Photo courtesy fanbase.com
For the first 23 years of the Texas Rangers' existence, both in Washington and Arlington, they were not a very good ball club, posting only six winning seasons during that span and never making the playoffs.
In 1973, the Rangers selected catcher Jim Sundberg with the second overall pick in the MLB Draft, and he made his debut with the Rangers the following year.
For 10 seasons, Sundberg was the everyday catcher, garnering six consecutive Gold Glove awards between 1976 and 1981.
In 1983, following another losing season in which the Rangers went 77-85, the Rangers traded Sundberg to the Milwaukee Brewers for catcher Ned Yost and a minor leaguer.
The trade was perplexing on many levels. Sunberg's popularity in Texas was sky-high, and he was traded for a catcher who was a backup in Milwaukee.

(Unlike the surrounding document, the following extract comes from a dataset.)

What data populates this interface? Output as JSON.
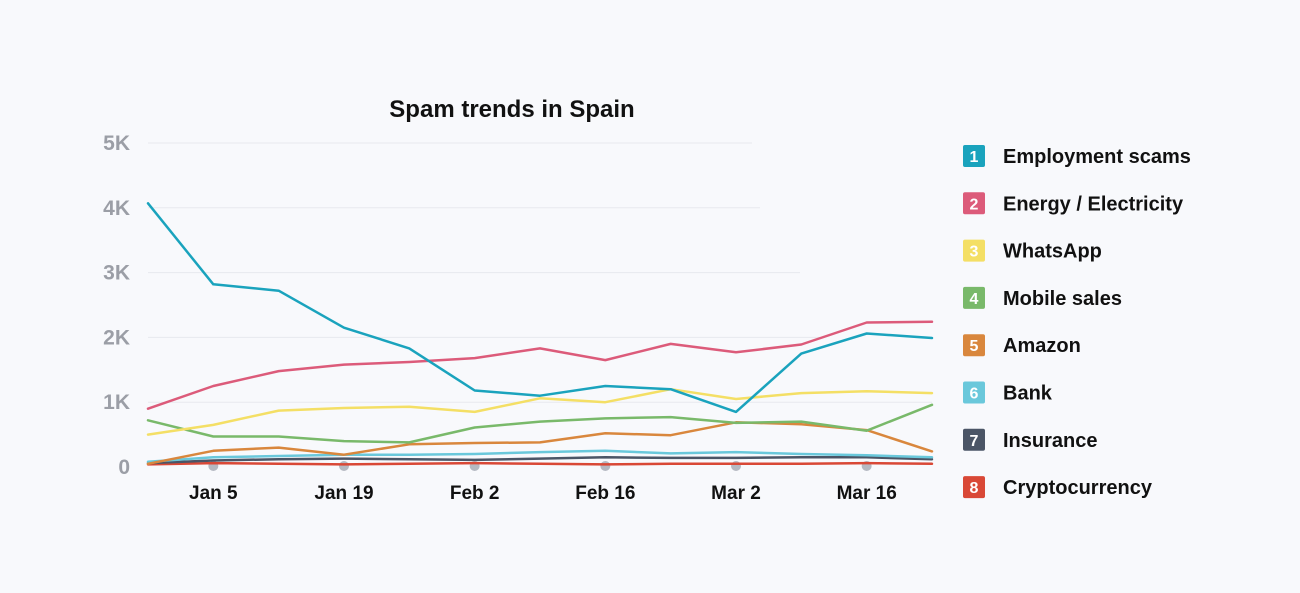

The results of that ill-advised trade speak for themselves—Yost would hit a measly .182 in just 80 games for the Rangers, even going on the disabled list for what was called at the time "excessive eyelid tension."
Meanwhile, Sundberg would only spend one year in Milwaukee before moving on to the Kansas City Royals, where he backstopped a stellar pitching staff and won his first World Series championship.
Without question, one of the worst trades in Rangers' history. They would go on to lose 92 games in 1984 and another 99 games the following year as well.